Monday, March 24, 2008

Rush to Retire Brett's #4?

Ryan Wilson, on his AOL Fanhouse blog, cites John Lombardi's question as to why Reggie White had his number retired posthumously, nearly six years after he retired and months after his death. The question asks if there was potentially some sort of conspiracy theory as to why Reggie had to wait, while the Packers appear to be tripping over themselves to honor Favre while he may still be mulling whether he is going actually retire or not.

What could the conspiracies be? Could it be Reggie's persecution for some careless words spoken during a 1998 speech that got him labeled a "racist" and "politically incorrect"? Could it be his stance on homosexuality, which as a Baptist minister, he felt compelled to share with the world? Or, perhaps, even more sinister, could it be that he was black and Favre was white?

All of these ideas are absolutely ridiculous.

Reggie White will go down in history as one of the greatest Packers of all time, enshrined in both the Packer Hall of Fame and in Canton, a wrecking ball on the field and an inspirational leader off the field.
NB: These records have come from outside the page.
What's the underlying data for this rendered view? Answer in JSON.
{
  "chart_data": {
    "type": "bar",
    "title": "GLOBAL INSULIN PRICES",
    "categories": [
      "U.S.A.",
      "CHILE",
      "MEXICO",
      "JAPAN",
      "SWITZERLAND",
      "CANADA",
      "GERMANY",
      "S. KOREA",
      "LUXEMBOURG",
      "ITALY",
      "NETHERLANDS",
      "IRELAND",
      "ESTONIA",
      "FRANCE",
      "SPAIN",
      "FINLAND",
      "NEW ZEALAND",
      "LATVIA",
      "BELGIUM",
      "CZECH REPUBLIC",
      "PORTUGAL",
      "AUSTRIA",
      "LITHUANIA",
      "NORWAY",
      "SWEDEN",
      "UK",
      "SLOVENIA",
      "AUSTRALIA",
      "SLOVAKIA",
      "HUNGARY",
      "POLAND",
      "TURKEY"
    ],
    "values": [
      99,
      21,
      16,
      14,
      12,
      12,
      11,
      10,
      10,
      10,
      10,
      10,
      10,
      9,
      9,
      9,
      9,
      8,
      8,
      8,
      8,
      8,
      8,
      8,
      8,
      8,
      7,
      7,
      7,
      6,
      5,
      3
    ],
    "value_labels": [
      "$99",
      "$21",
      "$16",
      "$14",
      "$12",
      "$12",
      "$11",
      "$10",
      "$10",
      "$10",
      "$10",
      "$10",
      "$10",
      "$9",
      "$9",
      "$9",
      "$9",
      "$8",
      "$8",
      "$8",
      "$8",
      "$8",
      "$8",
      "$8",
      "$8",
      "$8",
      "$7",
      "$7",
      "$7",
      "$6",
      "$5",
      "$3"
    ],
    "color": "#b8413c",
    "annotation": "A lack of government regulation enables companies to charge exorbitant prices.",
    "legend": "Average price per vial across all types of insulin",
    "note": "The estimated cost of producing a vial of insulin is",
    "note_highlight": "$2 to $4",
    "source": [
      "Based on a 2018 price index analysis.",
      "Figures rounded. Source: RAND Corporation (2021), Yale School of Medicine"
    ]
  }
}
But, unlike most of those truly honored by having their number retired by the Packers --Bart Starr, Ray Nitchske, Tony Canadeo, and Don Hutson--Reggie White was not a lifelong Packer.
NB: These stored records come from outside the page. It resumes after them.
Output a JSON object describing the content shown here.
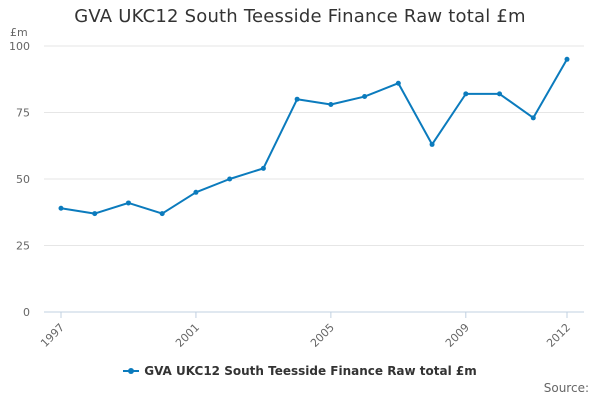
{
  "colors": {
    "series": "#0b7bbd",
    "grid": "#e6e6e6",
    "axis": "#c0d0e0",
    "text": "#333333",
    "muted": "#666666"
  },
  "chart_data": {
    "type": "line",
    "title": "GVA UKC12 South Teesside Finance Raw total £m",
    "ylabel": "£m",
    "xlabel": "",
    "ylim": [
      0,
      100
    ],
    "yticks": [
      0,
      25,
      50,
      75,
      100
    ],
    "xlim": [
      1997,
      2012
    ],
    "xticks": [
      1997,
      2001,
      2005,
      2009,
      2012
    ],
    "grid": true,
    "legend": "bottom-center",
    "x": [
      1997,
      1998,
      1999,
      2000,
      2001,
      2002,
      2003,
      2004,
      2005,
      2006,
      2007,
      2008,
      2009,
      2010,
      2011,
      2012
    ],
    "series": [
      {
        "name": "GVA UKC12 South Teesside Finance Raw total £m",
        "values": [
          39,
          37,
          41,
          37,
          45,
          50,
          54,
          80,
          78,
          81,
          86,
          63,
          82,
          82,
          73,
          95
        ]
      }
    ]
  },
  "footer": {
    "source_label": "Source:"
  }
}
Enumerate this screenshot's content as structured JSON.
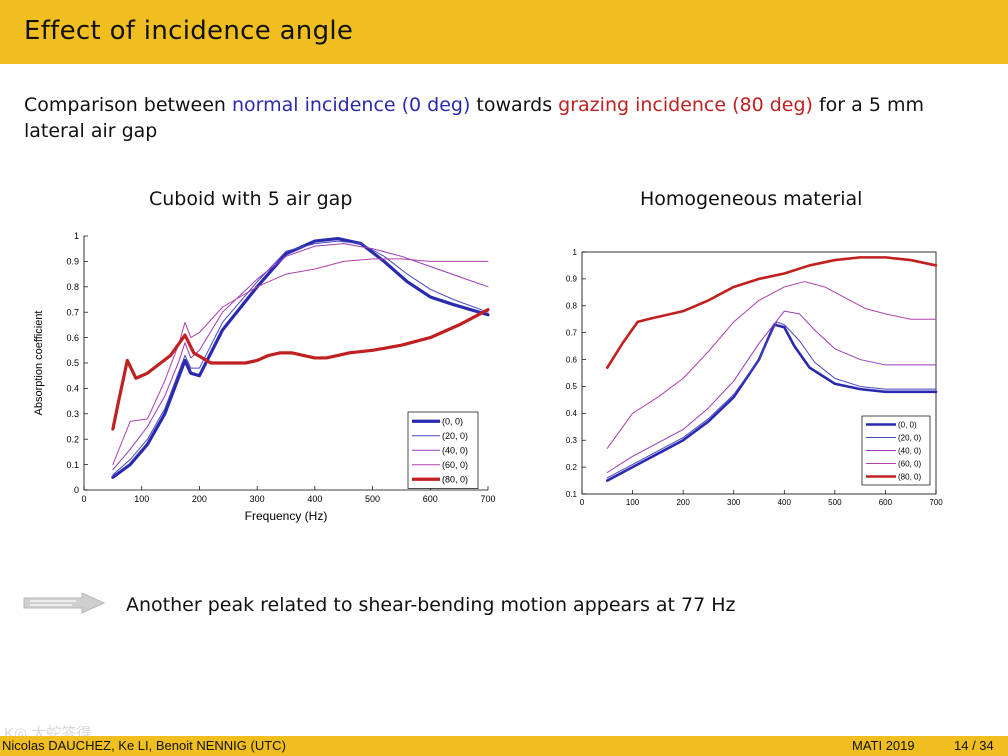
{
  "slide": {
    "title": "Effect of incidence angle",
    "intro": {
      "part1": "Comparison between ",
      "normal": "normal incidence (0 deg)",
      "part2": " towards ",
      "grazing": "grazing incidence (80 deg)",
      "part3": " for a 5 mm lateral air gap"
    },
    "note": "Another peak related to shear-bending motion appears at 77 Hz",
    "footer": {
      "authors": "Nicolas DAUCHEZ, Ke LI, Benoit NENNIG  (UTC)",
      "event": "MATI 2019",
      "page": "14 / 34"
    },
    "watermark": "K◎ 大蛇答得"
  },
  "colors": {
    "accent": "#f0bf1f",
    "blue": "#2a2ab0",
    "red": "#c02020"
  },
  "chart_data": [
    {
      "type": "line",
      "title": "Cuboid with 5 air gap",
      "xlabel": "Frequency (Hz)",
      "ylabel": "Absorption coefficient",
      "xlim": [
        0,
        700
      ],
      "ylim": [
        0,
        1
      ],
      "xticks": [
        "0",
        "100",
        "200",
        "300",
        "400",
        "500",
        "600",
        "700"
      ],
      "yticks": [
        "0",
        "0.1",
        "0.2",
        "0.3",
        "0.4",
        "0.5",
        "0.6",
        "0.7",
        "0.8",
        "0.9",
        "1"
      ],
      "legend": "bottom-right",
      "series": [
        {
          "name": "(0, 0)",
          "color": "#2a2ab0",
          "width": 3.2,
          "x": [
            50,
            80,
            110,
            140,
            165,
            175,
            185,
            200,
            240,
            300,
            350,
            400,
            440,
            480,
            520,
            560,
            600,
            640,
            700
          ],
          "y": [
            0.05,
            0.1,
            0.18,
            0.3,
            0.45,
            0.51,
            0.46,
            0.45,
            0.63,
            0.8,
            0.93,
            0.98,
            0.99,
            0.97,
            0.9,
            0.82,
            0.76,
            0.73,
            0.69
          ]
        },
        {
          "name": "(20, 0)",
          "color": "#4848c0",
          "width": 1,
          "x": [
            50,
            80,
            110,
            140,
            165,
            175,
            185,
            200,
            240,
            300,
            350,
            400,
            440,
            480,
            520,
            560,
            600,
            640,
            700
          ],
          "y": [
            0.06,
            0.12,
            0.2,
            0.32,
            0.47,
            0.53,
            0.48,
            0.48,
            0.66,
            0.82,
            0.94,
            0.97,
            0.98,
            0.97,
            0.92,
            0.85,
            0.79,
            0.75,
            0.7
          ]
        },
        {
          "name": "(40, 0)",
          "color": "#9a3ab8",
          "width": 1,
          "x": [
            50,
            80,
            110,
            140,
            165,
            175,
            185,
            200,
            240,
            300,
            350,
            400,
            450,
            500,
            550,
            600,
            650,
            700
          ],
          "y": [
            0.08,
            0.16,
            0.25,
            0.37,
            0.51,
            0.58,
            0.52,
            0.55,
            0.7,
            0.83,
            0.92,
            0.96,
            0.97,
            0.95,
            0.92,
            0.88,
            0.84,
            0.8
          ]
        },
        {
          "name": "(60, 0)",
          "color": "#b040b0",
          "width": 1,
          "x": [
            50,
            80,
            110,
            140,
            165,
            175,
            185,
            200,
            240,
            300,
            350,
            400,
            450,
            500,
            550,
            600,
            650,
            700
          ],
          "y": [
            0.1,
            0.27,
            0.28,
            0.43,
            0.58,
            0.66,
            0.6,
            0.62,
            0.72,
            0.8,
            0.85,
            0.87,
            0.9,
            0.91,
            0.91,
            0.9,
            0.9,
            0.9
          ]
        },
        {
          "name": "(80, 0)",
          "color": "#c02020",
          "width": 3.2,
          "x": [
            50,
            60,
            75,
            90,
            110,
            150,
            175,
            190,
            220,
            280,
            300,
            320,
            340,
            360,
            380,
            400,
            420,
            440,
            460,
            500,
            550,
            600,
            650,
            700
          ],
          "y": [
            0.24,
            0.35,
            0.51,
            0.44,
            0.46,
            0.53,
            0.61,
            0.54,
            0.5,
            0.5,
            0.51,
            0.53,
            0.54,
            0.54,
            0.53,
            0.52,
            0.52,
            0.53,
            0.54,
            0.55,
            0.57,
            0.6,
            0.65,
            0.71
          ]
        }
      ]
    },
    {
      "type": "line",
      "title": "Homogeneous material",
      "xlabel": "",
      "ylabel": "",
      "xlim": [
        0,
        700
      ],
      "ylim": [
        0.1,
        1
      ],
      "xticks": [
        "0",
        "100",
        "200",
        "300",
        "400",
        "500",
        "600",
        "700"
      ],
      "yticks": [
        "0.1",
        "0.2",
        "0.3",
        "0.4",
        "0.5",
        "0.6",
        "0.7",
        "0.8",
        "0.9",
        "1"
      ],
      "legend": "bottom-right",
      "series": [
        {
          "name": "(0, 0)",
          "color": "#2a2ab0",
          "width": 2.6,
          "x": [
            50,
            100,
            150,
            200,
            250,
            300,
            350,
            380,
            400,
            420,
            450,
            500,
            550,
            600,
            650,
            700
          ],
          "y": [
            0.15,
            0.2,
            0.25,
            0.3,
            0.37,
            0.46,
            0.6,
            0.73,
            0.72,
            0.65,
            0.57,
            0.51,
            0.49,
            0.48,
            0.48,
            0.48
          ]
        },
        {
          "name": "(20, 0)",
          "color": "#4848c0",
          "width": 1,
          "x": [
            50,
            100,
            150,
            200,
            250,
            300,
            350,
            385,
            400,
            430,
            460,
            500,
            550,
            600,
            650,
            700
          ],
          "y": [
            0.16,
            0.21,
            0.26,
            0.31,
            0.38,
            0.47,
            0.6,
            0.74,
            0.73,
            0.67,
            0.59,
            0.53,
            0.5,
            0.49,
            0.49,
            0.49
          ]
        },
        {
          "name": "(40, 0)",
          "color": "#9a3ab8",
          "width": 1,
          "x": [
            50,
            100,
            150,
            200,
            250,
            300,
            350,
            400,
            430,
            460,
            500,
            550,
            600,
            650,
            700
          ],
          "y": [
            0.18,
            0.24,
            0.29,
            0.34,
            0.42,
            0.52,
            0.66,
            0.78,
            0.77,
            0.71,
            0.64,
            0.6,
            0.58,
            0.58,
            0.58
          ]
        },
        {
          "name": "(60, 0)",
          "color": "#b040b0",
          "width": 1,
          "x": [
            50,
            100,
            150,
            200,
            250,
            300,
            350,
            400,
            440,
            480,
            520,
            560,
            600,
            650,
            700
          ],
          "y": [
            0.27,
            0.4,
            0.46,
            0.53,
            0.63,
            0.74,
            0.82,
            0.87,
            0.89,
            0.87,
            0.83,
            0.79,
            0.77,
            0.75,
            0.75
          ]
        },
        {
          "name": "(80, 0)",
          "color": "#c02020",
          "width": 2.6,
          "x": [
            50,
            80,
            110,
            130,
            200,
            250,
            300,
            350,
            400,
            450,
            500,
            550,
            600,
            650,
            700
          ],
          "y": [
            0.57,
            0.66,
            0.74,
            0.75,
            0.78,
            0.82,
            0.87,
            0.9,
            0.92,
            0.95,
            0.97,
            0.98,
            0.98,
            0.97,
            0.95
          ]
        }
      ]
    }
  ]
}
Furthermore, his most statistically impressive seasons were actually with the Philadelphia Eagles...a team that also elected to retire his number with their team in 2005.
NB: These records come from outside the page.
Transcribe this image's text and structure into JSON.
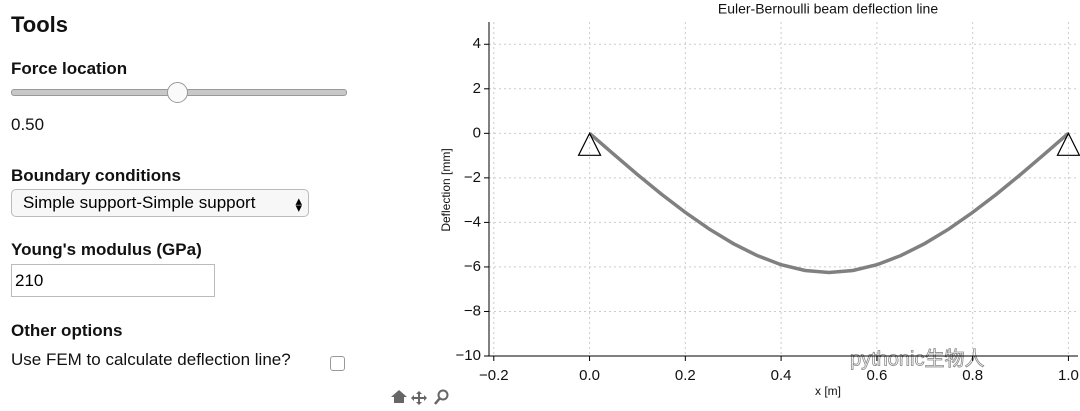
{
  "tools": {
    "title": "Tools",
    "force_location": {
      "label": "Force location",
      "value_text": "0.50"
    },
    "boundary_conditions": {
      "label": "Boundary conditions",
      "selected": "Simple support-Simple support"
    },
    "youngs_modulus": {
      "label": "Young's modulus (GPa)",
      "input": "210"
    },
    "other_options": {
      "label": "Other options",
      "fem_checkbox": "Use FEM to calculate deflection line?"
    }
  },
  "watermark": "pythonic生物人",
  "chart_data": {
    "type": "line",
    "title": "Euler-Bernoulli beam deflection line",
    "x_label": "x [m]",
    "y_label": "Deflection [mm]",
    "x": [
      0,
      0.05,
      0.1,
      0.15,
      0.2,
      0.25,
      0.3,
      0.35,
      0.4,
      0.45,
      0.5,
      0.55,
      0.6,
      0.65,
      0.7,
      0.75,
      0.8,
      0.85,
      0.9,
      0.95,
      1.0
    ],
    "series": [
      {
        "color": "#808080",
        "values": [
          0,
          -0.93,
          -1.85,
          -2.73,
          -3.55,
          -4.3,
          -4.95,
          -5.49,
          -5.9,
          -6.16,
          -6.25,
          -6.16,
          -5.9,
          -5.49,
          -4.95,
          -4.3,
          -3.55,
          -2.73,
          -1.85,
          -0.93,
          0
        ]
      }
    ],
    "xlim": [
      -0.21,
      1.02
    ],
    "ylim": [
      -10,
      5
    ],
    "xticks": [
      {
        "value": -0.2,
        "label": "−0.2"
      },
      {
        "value": 0,
        "label": "0.0"
      },
      0.2,
      0.4,
      0.6,
      0.8,
      {
        "value": 1.0,
        "label": "1.0"
      }
    ],
    "yticks": [
      4,
      2,
      0,
      {
        "value": -2,
        "label": "−2"
      },
      {
        "value": -4,
        "label": "−4"
      },
      {
        "value": -6,
        "label": "−6"
      },
      {
        "value": -8,
        "label": "−8"
      },
      {
        "value": -10,
        "label": "−10"
      }
    ],
    "grid": true
  }
}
The question isn't whether or not Reggie White compares to Brett Favre, but whether or not Reggie White, bless his soul, deserves to have #92 retired. The idea of being defined as a Packer Forever seems to be a constant with those four, as well as Favre. I remember at one time, there being a public statement that no more numbers would ever be retired for the Green Bay Packers (this was back in the 80's), so I was surprised when a player, great as he was, received the honor when he only played part of his career with the team.

The fact that the Eagles also retired his number is either testament to White's greatness, or a reminder that sometimes retiring numbers is as much a public relations ploy as it is granting an honor.

Brett Favre spent his entire career with the Packers (minus his forgettable rookie season), won a Super Bowl (more than Hutson or Canadeo) and finished statistically on top of nearly every record at his position, as did Don Hutson. Favre's popularity certainly also ranked up there with each of these players, though certainly, the rush of being in five championships has to put Nitschke and Starr on even a higher plane than Favre.

I questioned passing out retired numbers like candy when White's number was retired. Such an honor is limited (you only have so many numbers you can retire). I also questioned Don Majkowski's induction into the Packer Hall of Fame at around the same time, because it seemed to cheapen the honor for others who really deserved it, like Jerry Kramer or Willie Wood, but didn't get a number retired. Majkowski played one good season, and only four seasons in all for the Packers. If you're going to give him a place in the Hall, why not Darrell Thompson? Why not Walter Stanley? Why not Mark Koncar?

Reggie White was a great player. Packer Hall of Fame? Absolutely. Maybe a spot in the Ring of Honor at Lambeau Field. Absolutely. Number retired? Sorry, I don't buy it.

Favre has in his career earned all of those unwritten criteria for having all those things and his number retired. He has the statistics, he has the longevity, he has the popularity, and he has the claim to being a Packer over his entire productive career.

If honoring Reggie White were an equally slam-dunk decision, why did the Eagles wait twelve years after he left the team to retire his number?